Ben studied him closely.

"Same appetite for conflict," he said quietly.

"It's not about conflict," Hanz replied.

Ben gave a faint, knowing smile.

"That's what you always say."

A pause.

Then his tone shifted.

"This time feels different."

Hanz remained silent.

Ben continued.

"In the past, it was business. Strategy. Chaos used as a tool for control."

His eyes narrowed slightly.

"But this time… there's someone involved."

A subtle shift passed through the room.

Hanz did not react outwardly, but Ben noticed the pause that followed.

"A woman," Ben said.

Hanz answered calmly.

Ben's expression tightened slightly—not surprised, but confirming a suspicion.

"You're not just funding chaos anymore," he said.

Hanz turned his gaze toward the window.

"I need what she is connected to."

Ben shook his head slowly.

"There are always other archaeologists, Hanz."

A pause.

Ben leaned forward slightly.

"You're not interested in artifacts."

Hanz didn't answer immediately.

Then finally:

"I am."

Ben's voice lowered.

"No."

A beat.

"You're interested in the situation they create."

Silence followed.

This time, Hanz did not deny it.

After an Hour, Hanz prepared to leave.

Hanz stepped away from the doorway, and this time, Uncle Ben walked with him.

A nurse followed quietly behind them, maintaining a respectful distance.

The three of them moved through the calm driveway path leading toward the parked vehicle.

No one spoke for a while.

Only the soft sound of footsteps and the distant rustle of California wind filled the silence.

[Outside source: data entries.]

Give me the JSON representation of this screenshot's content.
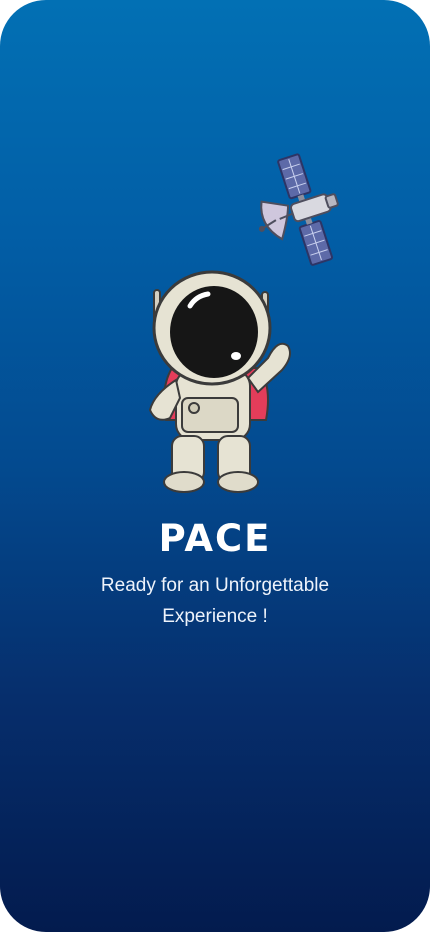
{
  "splash": {
    "title": "PACE",
    "tagline": "Ready for an Unforgettable Experience !"
  },
  "illustrations": {
    "satellite_icon": "satellite-icon",
    "astronaut_icon": "astronaut-icon"
  },
  "colors": {
    "gradient_top": "#0270b4",
    "gradient_bottom": "#031b4e",
    "text": "#ffffff"
  }
}
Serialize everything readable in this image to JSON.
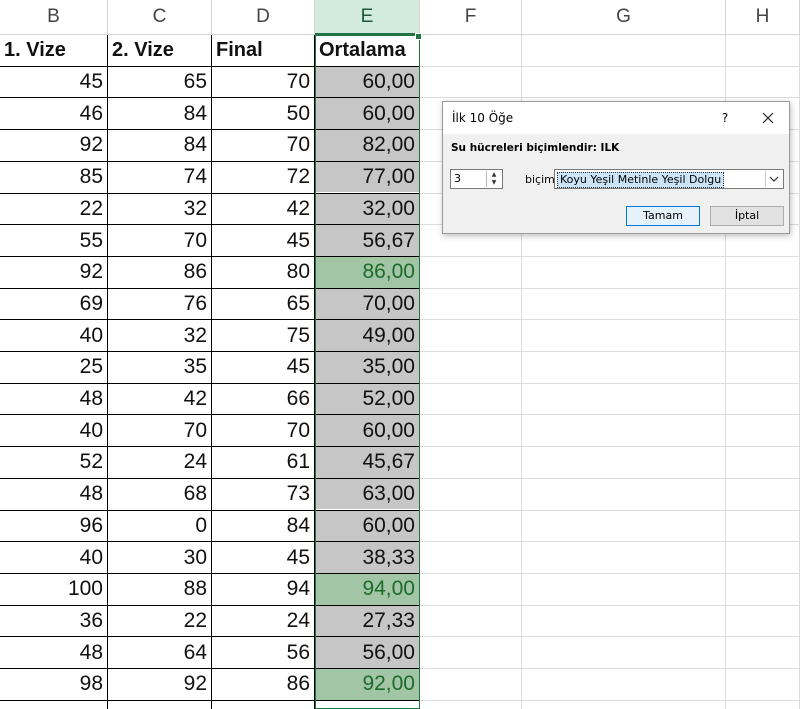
{
  "columns": [
    "B",
    "C",
    "D",
    "E",
    "F",
    "G",
    "H"
  ],
  "selected_column": "E",
  "headers": {
    "b": "1. Vize",
    "c": "2. Vize",
    "d": "Final",
    "e": "Ortalama"
  },
  "rows": [
    {
      "b": "45",
      "c": "65",
      "d": "70",
      "e": "60,00",
      "top": false
    },
    {
      "b": "46",
      "c": "84",
      "d": "50",
      "e": "60,00",
      "top": false
    },
    {
      "b": "92",
      "c": "84",
      "d": "70",
      "e": "82,00",
      "top": false
    },
    {
      "b": "85",
      "c": "74",
      "d": "72",
      "e": "77,00",
      "top": false
    },
    {
      "b": "22",
      "c": "32",
      "d": "42",
      "e": "32,00",
      "top": false
    },
    {
      "b": "55",
      "c": "70",
      "d": "45",
      "e": "56,67",
      "top": false
    },
    {
      "b": "92",
      "c": "86",
      "d": "80",
      "e": "86,00",
      "top": true
    },
    {
      "b": "69",
      "c": "76",
      "d": "65",
      "e": "70,00",
      "top": false
    },
    {
      "b": "40",
      "c": "32",
      "d": "75",
      "e": "49,00",
      "top": false
    },
    {
      "b": "25",
      "c": "35",
      "d": "45",
      "e": "35,00",
      "top": false
    },
    {
      "b": "48",
      "c": "42",
      "d": "66",
      "e": "52,00",
      "top": false
    },
    {
      "b": "40",
      "c": "70",
      "d": "70",
      "e": "60,00",
      "top": false
    },
    {
      "b": "52",
      "c": "24",
      "d": "61",
      "e": "45,67",
      "top": false
    },
    {
      "b": "48",
      "c": "68",
      "d": "73",
      "e": "63,00",
      "top": false
    },
    {
      "b": "96",
      "c": "0",
      "d": "84",
      "e": "60,00",
      "top": false
    },
    {
      "b": "40",
      "c": "30",
      "d": "45",
      "e": "38,33",
      "top": false
    },
    {
      "b": "100",
      "c": "88",
      "d": "94",
      "e": "94,00",
      "top": true
    },
    {
      "b": "36",
      "c": "22",
      "d": "24",
      "e": "27,33",
      "top": false
    },
    {
      "b": "48",
      "c": "64",
      "d": "56",
      "e": "56,00",
      "top": false
    },
    {
      "b": "98",
      "c": "92",
      "d": "86",
      "e": "92,00",
      "top": true
    }
  ],
  "dialog": {
    "title": "İlk 10 Öğe",
    "help": "?",
    "prompt": "Su hücreleri biçimlendir: ILK",
    "count": "3",
    "with_label": "biçim:",
    "format": "Koyu Yeşil Metinle Yeşil Dolgu",
    "ok": "Tamam",
    "cancel": "İptal"
  },
  "colors": {
    "accent": "#217346",
    "top_fill": "#a2c5a6",
    "top_text": "#1c6b2b",
    "column_fill": "#c6c6c6"
  }
}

When they reached the car, Hanz stopped in front of it.

The luxury vehicle waited quietly under the afternoon light.

He reached for the door handle and opened it.

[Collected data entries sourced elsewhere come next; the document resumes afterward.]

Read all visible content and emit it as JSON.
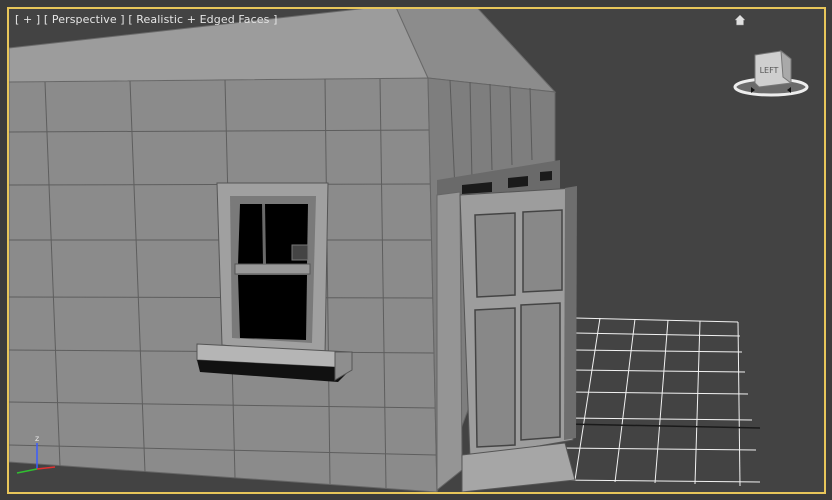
{
  "viewport": {
    "menu_plus": "[ + ]",
    "view_mode": "[ Perspective ]",
    "shading_mode": "[ Realistic + Edged Faces ]"
  },
  "viewcube": {
    "face_label": "LEFT",
    "icon": "viewcube-icon"
  },
  "home_icon": "home-icon",
  "axis": {
    "z_label": "z"
  },
  "colors": {
    "active_border": "#e8c65a",
    "background": "#434343",
    "wall": "#8a8a8a",
    "grid": "#ffffff"
  }
}
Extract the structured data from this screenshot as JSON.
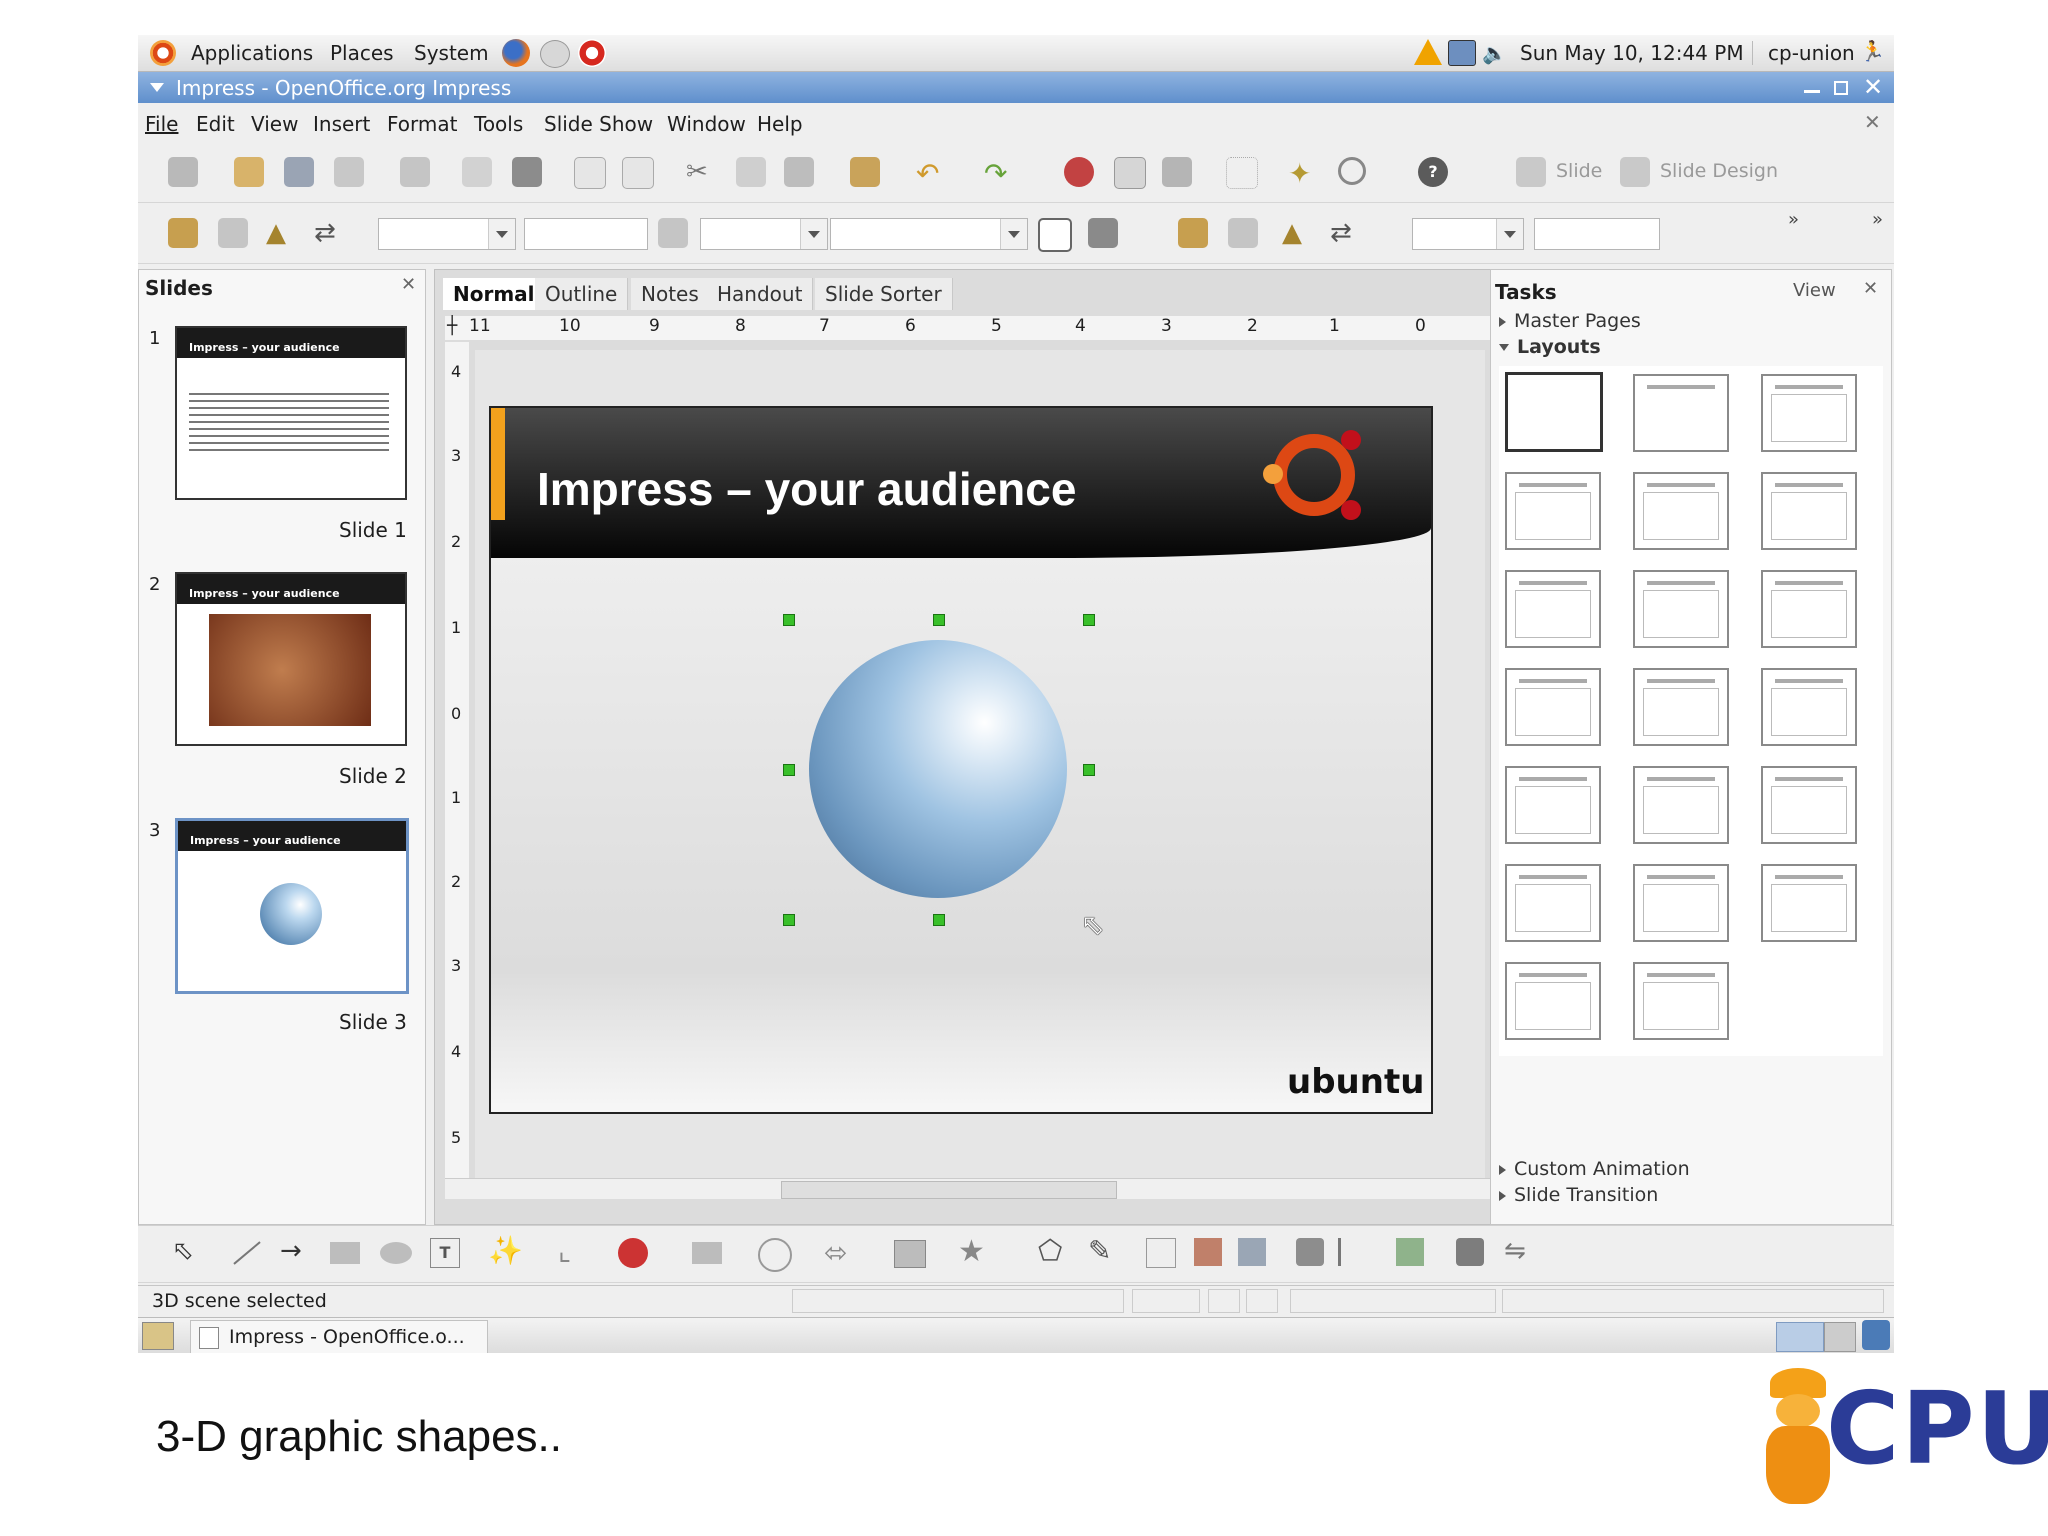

As the door swung open, he paused.

Before stepping inside, he turned slightly.

In front of him stood Uncle Ben.

Beside him, the nurse remained still, observant and silent.

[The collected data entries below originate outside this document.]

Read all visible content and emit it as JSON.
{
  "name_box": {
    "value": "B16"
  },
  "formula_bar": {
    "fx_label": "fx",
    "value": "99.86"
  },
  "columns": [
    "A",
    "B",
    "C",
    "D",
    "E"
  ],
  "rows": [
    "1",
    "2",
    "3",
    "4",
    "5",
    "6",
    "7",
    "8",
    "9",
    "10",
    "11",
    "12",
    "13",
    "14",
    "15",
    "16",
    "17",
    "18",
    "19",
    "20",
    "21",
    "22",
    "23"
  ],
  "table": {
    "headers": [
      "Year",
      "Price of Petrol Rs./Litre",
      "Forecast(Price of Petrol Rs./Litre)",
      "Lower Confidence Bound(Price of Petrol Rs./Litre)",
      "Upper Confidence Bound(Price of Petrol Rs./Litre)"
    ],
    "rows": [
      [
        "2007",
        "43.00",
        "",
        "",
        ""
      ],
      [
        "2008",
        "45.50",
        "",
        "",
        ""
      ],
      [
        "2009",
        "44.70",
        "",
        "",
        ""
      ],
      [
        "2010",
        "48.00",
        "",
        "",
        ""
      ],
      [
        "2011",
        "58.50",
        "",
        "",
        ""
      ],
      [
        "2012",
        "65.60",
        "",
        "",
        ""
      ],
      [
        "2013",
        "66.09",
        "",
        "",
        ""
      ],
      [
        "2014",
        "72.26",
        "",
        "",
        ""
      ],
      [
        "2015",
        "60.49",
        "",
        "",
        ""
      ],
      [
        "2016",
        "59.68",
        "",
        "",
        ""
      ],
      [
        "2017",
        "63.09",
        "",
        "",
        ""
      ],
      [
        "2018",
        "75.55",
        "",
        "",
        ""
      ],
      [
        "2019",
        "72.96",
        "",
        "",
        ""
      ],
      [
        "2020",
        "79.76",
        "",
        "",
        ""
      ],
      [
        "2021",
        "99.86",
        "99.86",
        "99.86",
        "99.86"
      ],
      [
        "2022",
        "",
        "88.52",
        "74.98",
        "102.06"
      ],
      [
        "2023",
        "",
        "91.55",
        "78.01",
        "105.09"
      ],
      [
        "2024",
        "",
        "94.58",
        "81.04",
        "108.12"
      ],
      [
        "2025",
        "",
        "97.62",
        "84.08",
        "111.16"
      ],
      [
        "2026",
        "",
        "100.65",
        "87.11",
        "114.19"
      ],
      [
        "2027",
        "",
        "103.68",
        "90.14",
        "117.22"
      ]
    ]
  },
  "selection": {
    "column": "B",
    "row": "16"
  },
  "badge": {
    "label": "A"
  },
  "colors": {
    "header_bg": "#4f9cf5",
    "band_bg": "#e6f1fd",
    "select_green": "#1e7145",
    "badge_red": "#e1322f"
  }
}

For a brief moment, there was nothing but silence between them.

Hanz look at them.

"Any advice, Uncle?"

Uncle Ben looked at him steadily.

For a moment, he said nothing.

His expression was calm, but his eyes carried the weight of memory of the past when he was on the field.

"You must learn what happened to the great men written in the books you gifted me."

The words settled in the air.

Not a warning.

Not a suggestion.

A reminder.

Hanz didn't respond immediately.

Uncle Ben knew Hanz didn't believe in that book. To him, it was just a storybook—historical records mixed with fictional accounts.

Instead, a faint, controlled smile formed on his face.

"Alright, Uncle."

A short pause.

"Bye."

He turned and entered the car.

The door closed with a soft sound.

Uncle Ben and the nurse remained standing there as the engine started.

And as the vehicle slowly pulled away from the driveway, they watched in silence until it disappeared down the road.